There is something about Anne Garrels' reporting that makes me understand even the most incomprehensible story. Like her conversation with Steve Inskeep this morning. They discuss the escalating cycle of violence in Iraq between and among Sunnis and Shiites, and Steve asks the question, "Is this a civil war?" Anne pulls back the focus and shows the big picture: that while it is Iraqis fighting Iraqis, "there's a reluctance to label it as [a civil war] because this could cement a situation which some hope can still be stopped."
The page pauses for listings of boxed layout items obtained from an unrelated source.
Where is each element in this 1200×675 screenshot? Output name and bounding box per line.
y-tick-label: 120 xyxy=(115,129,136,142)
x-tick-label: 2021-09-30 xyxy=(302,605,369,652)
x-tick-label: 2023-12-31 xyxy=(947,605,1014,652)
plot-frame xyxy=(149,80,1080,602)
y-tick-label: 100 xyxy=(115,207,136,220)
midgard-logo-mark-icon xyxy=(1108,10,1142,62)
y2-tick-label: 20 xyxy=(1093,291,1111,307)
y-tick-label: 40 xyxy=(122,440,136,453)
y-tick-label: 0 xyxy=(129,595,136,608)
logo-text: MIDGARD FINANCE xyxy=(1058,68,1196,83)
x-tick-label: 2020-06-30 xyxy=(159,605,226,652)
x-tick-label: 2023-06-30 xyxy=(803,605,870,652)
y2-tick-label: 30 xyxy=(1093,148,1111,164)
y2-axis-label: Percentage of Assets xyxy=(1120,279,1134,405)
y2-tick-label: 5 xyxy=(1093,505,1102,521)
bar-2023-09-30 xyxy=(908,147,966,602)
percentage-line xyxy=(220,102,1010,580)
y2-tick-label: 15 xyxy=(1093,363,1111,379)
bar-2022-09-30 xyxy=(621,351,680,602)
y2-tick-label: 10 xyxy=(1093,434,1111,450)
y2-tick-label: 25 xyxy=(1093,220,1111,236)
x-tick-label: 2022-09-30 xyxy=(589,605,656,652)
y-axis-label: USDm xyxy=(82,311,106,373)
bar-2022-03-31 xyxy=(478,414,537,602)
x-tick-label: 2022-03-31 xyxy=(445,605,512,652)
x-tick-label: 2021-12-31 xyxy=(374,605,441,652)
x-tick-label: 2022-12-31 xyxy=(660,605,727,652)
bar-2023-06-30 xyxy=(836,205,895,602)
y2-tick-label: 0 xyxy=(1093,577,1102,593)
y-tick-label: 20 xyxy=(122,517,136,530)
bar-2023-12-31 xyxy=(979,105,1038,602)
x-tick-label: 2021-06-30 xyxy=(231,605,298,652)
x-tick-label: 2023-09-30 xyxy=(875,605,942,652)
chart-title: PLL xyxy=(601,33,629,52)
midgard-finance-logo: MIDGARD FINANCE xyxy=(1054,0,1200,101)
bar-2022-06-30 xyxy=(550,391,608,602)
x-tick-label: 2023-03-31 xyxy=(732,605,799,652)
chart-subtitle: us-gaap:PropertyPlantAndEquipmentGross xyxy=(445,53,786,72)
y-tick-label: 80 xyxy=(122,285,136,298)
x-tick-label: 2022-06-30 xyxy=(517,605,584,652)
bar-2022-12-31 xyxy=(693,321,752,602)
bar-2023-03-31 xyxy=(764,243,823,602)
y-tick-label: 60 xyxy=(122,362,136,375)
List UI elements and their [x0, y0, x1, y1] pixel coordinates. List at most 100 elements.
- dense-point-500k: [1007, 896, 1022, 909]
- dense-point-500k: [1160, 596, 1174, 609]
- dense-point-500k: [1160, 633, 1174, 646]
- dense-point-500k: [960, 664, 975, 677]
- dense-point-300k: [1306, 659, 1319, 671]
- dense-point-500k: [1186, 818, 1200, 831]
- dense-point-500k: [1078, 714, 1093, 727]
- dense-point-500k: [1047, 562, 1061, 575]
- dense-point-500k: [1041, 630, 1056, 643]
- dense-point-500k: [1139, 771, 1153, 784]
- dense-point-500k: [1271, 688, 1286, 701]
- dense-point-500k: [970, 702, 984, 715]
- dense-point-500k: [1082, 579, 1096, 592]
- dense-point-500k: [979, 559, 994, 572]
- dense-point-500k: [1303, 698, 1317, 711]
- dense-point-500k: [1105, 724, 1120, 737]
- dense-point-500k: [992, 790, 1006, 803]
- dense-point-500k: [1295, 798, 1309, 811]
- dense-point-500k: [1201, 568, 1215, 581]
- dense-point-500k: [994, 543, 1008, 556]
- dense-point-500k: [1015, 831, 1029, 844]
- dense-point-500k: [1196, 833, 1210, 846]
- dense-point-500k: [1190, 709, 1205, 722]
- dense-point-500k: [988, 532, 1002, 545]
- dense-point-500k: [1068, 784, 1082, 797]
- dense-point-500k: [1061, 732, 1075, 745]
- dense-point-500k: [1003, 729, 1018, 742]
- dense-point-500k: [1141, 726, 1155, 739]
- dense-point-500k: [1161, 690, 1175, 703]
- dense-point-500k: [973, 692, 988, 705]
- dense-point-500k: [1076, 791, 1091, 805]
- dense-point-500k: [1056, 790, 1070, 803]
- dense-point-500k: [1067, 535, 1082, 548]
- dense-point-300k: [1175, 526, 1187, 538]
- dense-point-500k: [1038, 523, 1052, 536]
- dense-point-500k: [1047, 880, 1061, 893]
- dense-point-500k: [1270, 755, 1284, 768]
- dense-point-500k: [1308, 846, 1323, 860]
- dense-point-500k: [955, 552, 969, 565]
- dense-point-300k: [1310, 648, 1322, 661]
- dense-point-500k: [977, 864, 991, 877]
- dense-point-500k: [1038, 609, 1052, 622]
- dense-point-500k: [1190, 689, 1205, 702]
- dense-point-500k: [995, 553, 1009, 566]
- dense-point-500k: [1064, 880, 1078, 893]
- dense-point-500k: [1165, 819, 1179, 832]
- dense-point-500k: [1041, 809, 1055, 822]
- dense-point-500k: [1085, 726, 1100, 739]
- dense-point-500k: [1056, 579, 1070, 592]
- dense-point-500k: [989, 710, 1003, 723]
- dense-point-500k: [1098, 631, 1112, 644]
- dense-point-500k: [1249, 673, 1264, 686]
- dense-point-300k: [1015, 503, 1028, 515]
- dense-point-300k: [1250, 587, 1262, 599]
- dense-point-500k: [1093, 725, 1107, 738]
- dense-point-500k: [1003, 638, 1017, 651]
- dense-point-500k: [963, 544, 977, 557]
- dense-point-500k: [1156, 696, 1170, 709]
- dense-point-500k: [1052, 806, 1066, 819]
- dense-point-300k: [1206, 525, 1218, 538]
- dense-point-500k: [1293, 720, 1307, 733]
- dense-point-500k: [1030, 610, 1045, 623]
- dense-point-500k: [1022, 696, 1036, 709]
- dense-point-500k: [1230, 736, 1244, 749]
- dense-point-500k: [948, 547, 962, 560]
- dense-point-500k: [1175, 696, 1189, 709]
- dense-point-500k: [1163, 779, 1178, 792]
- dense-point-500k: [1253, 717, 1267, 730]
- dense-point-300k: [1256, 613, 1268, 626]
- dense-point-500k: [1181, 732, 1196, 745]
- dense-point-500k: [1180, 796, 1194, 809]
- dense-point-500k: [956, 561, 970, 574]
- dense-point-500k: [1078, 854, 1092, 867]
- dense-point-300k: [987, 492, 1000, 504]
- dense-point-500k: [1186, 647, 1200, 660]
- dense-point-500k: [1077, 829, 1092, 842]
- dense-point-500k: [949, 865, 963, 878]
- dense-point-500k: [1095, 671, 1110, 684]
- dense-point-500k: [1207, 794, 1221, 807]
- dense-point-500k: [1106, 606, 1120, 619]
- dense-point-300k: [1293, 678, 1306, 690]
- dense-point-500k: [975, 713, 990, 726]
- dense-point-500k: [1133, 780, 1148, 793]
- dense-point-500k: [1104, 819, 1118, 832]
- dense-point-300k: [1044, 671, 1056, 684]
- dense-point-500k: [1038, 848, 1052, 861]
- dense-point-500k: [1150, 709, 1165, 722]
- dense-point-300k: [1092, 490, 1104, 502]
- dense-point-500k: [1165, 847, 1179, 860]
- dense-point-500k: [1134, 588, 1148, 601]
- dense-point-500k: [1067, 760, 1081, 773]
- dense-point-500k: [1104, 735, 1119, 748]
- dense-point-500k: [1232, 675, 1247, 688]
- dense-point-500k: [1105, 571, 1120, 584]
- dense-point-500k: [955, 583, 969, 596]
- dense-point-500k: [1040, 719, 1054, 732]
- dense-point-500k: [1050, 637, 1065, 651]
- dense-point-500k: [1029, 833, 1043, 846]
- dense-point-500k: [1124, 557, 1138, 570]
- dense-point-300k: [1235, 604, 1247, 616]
Of course, NPR's Iraq coverage would be nothing without the amazing work of Iraqi reporters in the field. They are much more mobile, know the culture and speak the language fluently. But that is not to say that they don't take great risks to bring you and me the news every day. This morning Anne described the experiences of one of NPR's Iraqi stringers (whose name we intentionally omit). He witnessed an assassination in Basra and the shocking nonchalance of the killers. Here is the eloquent and terrifying letter from that reporter:
"There is a car in Basra feared by all the people in the city. We call the car 'Bata' — in English it is 'Swan.' The story of Bata is a horrible one. We all know to avoid the car with black-tinted windows and four armed people inside. Another car always follows, with more invisible ghosts sitting inside.
"The governor of Basra has awarded 20 million Iraqi dinars to anyone with information about Bata. Local songs and jokes tell a warning tale of Bata and when you hear news of another assassination, you ask, 'Is Bata behind this?' Ninety percent of the time, the answer is yes."